Question

Question: Given \({\bf{u}} \ne {\bf{0}}\) in \({\mathbb{R}^n}\), let \(L = {\bf{Span}}\left\{ {\bf{u}} \right\}\). Show that the mapping \({\bf{x}} \mapsto {\bf{pro}}{{\bf{j}}_L}{\bf{x}}\) is a linear transformation.

Short answer

The mapping \({\bf{x}} \mapsto {\rm{pro}}{{\rm{j}}_L}{\bf{x}}\) is a linear transformation.

Step-by-step solution

Write orthogonal projection of y onto line L

The orthogonal projection of y onto the line L can be expressed as:

\(\widehat {\bf{y}} = \frac{{{\bf{y}} \cdot {\bf{u}}}}{{{\bf{u}} \cdot {\bf{u}}}}{\bf{u}}\)

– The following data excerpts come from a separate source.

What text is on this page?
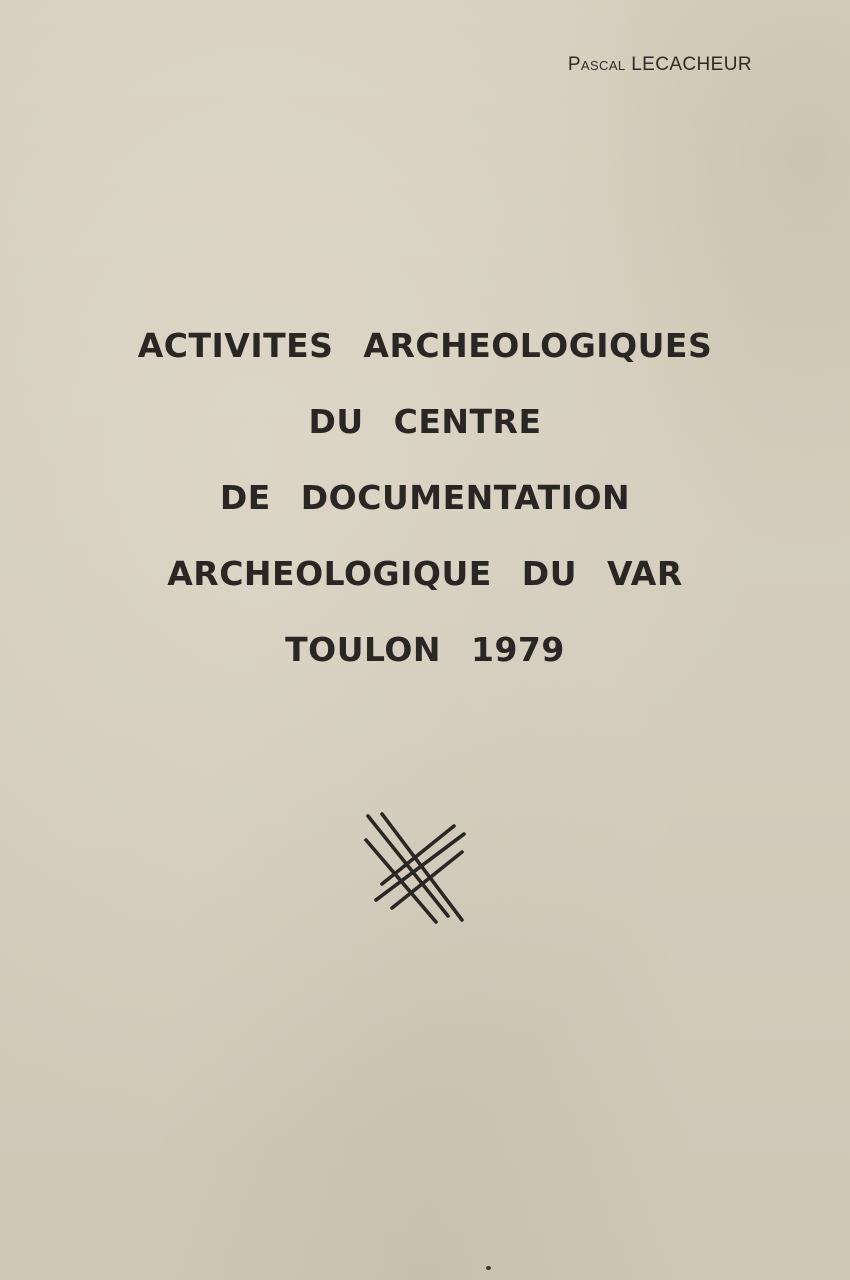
Pascal LECACHEUR
ACTIVITES ARCHEOLOGIQUES
DU CENTRE
DE DOCUMENTATION
ARCHEOLOGIQUE DU VAR
TOULON 1979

The transformation can be represented as shown below:

\(\begin{array}{c}T\left( {\bf{x}} \right) = {\rm{pro}}{{\rm{j}}_L}{\bf{x}}\\ = \frac{{{\bf{x}} \cdot {\bf{u}}}}{{{\bf{u}} \cdot {\bf{u}}}}{\bf{u}}\end{array}\)

Use the inner product for the transformation

Apply an inner product for the transformation \(T\left( {c{\bf{x}} + d{\bf{y}}} \right)\) by using the transformation \(T\left( {\bf{x}} \right) = \frac{{{\bf{x}} \cdot {\bf{u}}}}{{{\bf{u}} \cdot {\bf{u}}}}{\bf{u}}\).

\(\begin{array}{c}T\left( {c{\bf{x}} + d{\bf{y}}} \right) = \frac{{\left( {c{\bf{x}} + d{\bf{y}}} \right) \cdot {\bf{u}}}}{{{\bf{u}} \cdot {\bf{u}}}}{\bf{u}}\\ = \frac{{c{\bf{x}} \cdot {\bf{u}} + d{\bf{y}} \cdot {\bf{u}}}}{{{\bf{u}} \cdot {\bf{u}}}}{\bf{u}}\\ = \frac{{c{\bf{x}} \cdot {\bf{u}}}}{{{\bf{u}} \cdot {\bf{u}}}}{\bf{u}} + \frac{{d{\bf{y}} \cdot {\bf{u}}}}{{{\bf{u}} \cdot {\bf{u}}}}{\bf{u}}\\ = cT\left( {\bf{x}} \right) + dT\left( {\bf{y}} \right)\end{array}\)

Therefore, the mapping \({\bf{x}} \mapsto {\rm{pro}}{{\rm{j}}_L}{\bf{x}}\) is a linear transformation.